October 12, 2009
Woody Allen, Glenn Beck, George W. Bush, Hillary Clinton, Sasha Cohen, Charles Gibson, Franklin Graham, Sean Hannity, Woody Harrelson, David Letterman, Rush Limbaugh, Barack Obama, Conan O’Brien, Joel Osteen, Bill O’Reilly, Sarah Palin, Nancy Pelosi, Michael Phelps, Roman Polanski, Harry Reid, Dianne Sawyer, Sonia Sotomayor, Joe Wilson and Oprah Winfrey.
Recent expressions of support by some individuals in the Hollywood community for Roman Polanski reminded me that in spite of any individual’s behavior, whether it might be perceived as being either good or bad, we may choose to identify with and align ourselves with them.
The listing of names at the beginning of this article, while hardly all-inclusive, may be thought of as a brief cross-section of individuals that for one reason or another may attract our attention. Whether that attention might be in the form of negative or positive feelings, of course, probably depends much upon who we are as individuals.
The chances are, though, that at least one or more names from the list above probably have some effect on you when you hear or read them. Some names we may relate to a particular instance in that person’s life. For still others, we may feel complete admiration and our feelings involve being drawn to them for an entirely different reason than defending dubious behavior.

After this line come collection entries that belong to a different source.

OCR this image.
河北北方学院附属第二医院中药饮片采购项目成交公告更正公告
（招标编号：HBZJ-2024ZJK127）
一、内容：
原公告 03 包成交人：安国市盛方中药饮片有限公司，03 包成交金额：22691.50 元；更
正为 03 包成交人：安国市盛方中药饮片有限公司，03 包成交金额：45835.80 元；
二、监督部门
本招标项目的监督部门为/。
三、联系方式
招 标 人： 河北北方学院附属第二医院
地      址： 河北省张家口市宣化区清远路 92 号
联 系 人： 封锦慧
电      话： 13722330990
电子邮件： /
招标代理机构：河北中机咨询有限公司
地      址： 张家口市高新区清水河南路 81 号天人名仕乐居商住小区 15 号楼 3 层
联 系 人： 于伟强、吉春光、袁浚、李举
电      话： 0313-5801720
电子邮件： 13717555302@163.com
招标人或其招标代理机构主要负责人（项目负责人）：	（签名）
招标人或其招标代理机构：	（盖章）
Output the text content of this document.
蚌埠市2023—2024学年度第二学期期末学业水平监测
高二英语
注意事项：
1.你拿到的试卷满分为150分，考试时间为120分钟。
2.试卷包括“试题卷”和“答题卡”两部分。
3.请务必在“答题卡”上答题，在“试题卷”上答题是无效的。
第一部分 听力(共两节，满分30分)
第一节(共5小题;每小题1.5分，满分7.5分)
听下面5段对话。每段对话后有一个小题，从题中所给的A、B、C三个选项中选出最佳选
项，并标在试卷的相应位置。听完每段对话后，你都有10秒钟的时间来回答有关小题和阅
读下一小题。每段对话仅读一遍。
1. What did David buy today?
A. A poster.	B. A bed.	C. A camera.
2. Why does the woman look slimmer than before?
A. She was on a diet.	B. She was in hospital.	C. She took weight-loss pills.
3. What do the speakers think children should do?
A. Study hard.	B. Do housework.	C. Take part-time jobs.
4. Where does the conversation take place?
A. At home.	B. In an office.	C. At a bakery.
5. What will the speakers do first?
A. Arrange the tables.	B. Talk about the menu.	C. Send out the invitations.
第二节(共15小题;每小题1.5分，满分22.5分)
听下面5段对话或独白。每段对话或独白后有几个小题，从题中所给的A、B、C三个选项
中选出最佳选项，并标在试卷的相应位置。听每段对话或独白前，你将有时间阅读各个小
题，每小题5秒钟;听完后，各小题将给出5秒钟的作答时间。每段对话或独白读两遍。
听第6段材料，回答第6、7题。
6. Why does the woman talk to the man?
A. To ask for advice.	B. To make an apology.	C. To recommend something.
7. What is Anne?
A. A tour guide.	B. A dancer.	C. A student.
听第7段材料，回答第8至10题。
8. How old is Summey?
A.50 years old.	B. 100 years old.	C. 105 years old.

The fact is, in spite of all varieties of "bad behavior", and whether that behavior occurs in public or private, we may still decide to stand alongside a given individual. And on the other hand, if a person exhibits what we perceive as being "model behavior" that behavior too may draw our attention sufficiently that we tend to identify with that person and others much like him or her.
Race, education, wealth, sexual orientation, notoriety, goodness, religion, status, independence; the list could go on and on – and it actually does. These factors and certain other factors can seem to sometimes override behavioral considerations. That can mean that we sometimes redefine some types of behavior to fit our own terms. People who have been charged with anti-social and even criminal behavior can, in our own eyes, still sometimes do no wrong.
The flip side of this rather normal tendency to identify with those like us is that we may attempt to alienate ourselves from just about everyone and every walk of life. We might say that we have no opinion at all on almost any matter. We may try to be little more than bystanders; simply observers of life more than participants.
Do our reactions mean we are simply recognizing the humanity that is inherent in all individuals? Or does it mean we are trying our best to exhibit fairness and neutrality whenever it comes to someone’s actions? And most of all, in spite of our best efforts to do so, is it really even possible to divorce ourselves from those who are most like us; to set ourselves aside from our "own kind" ?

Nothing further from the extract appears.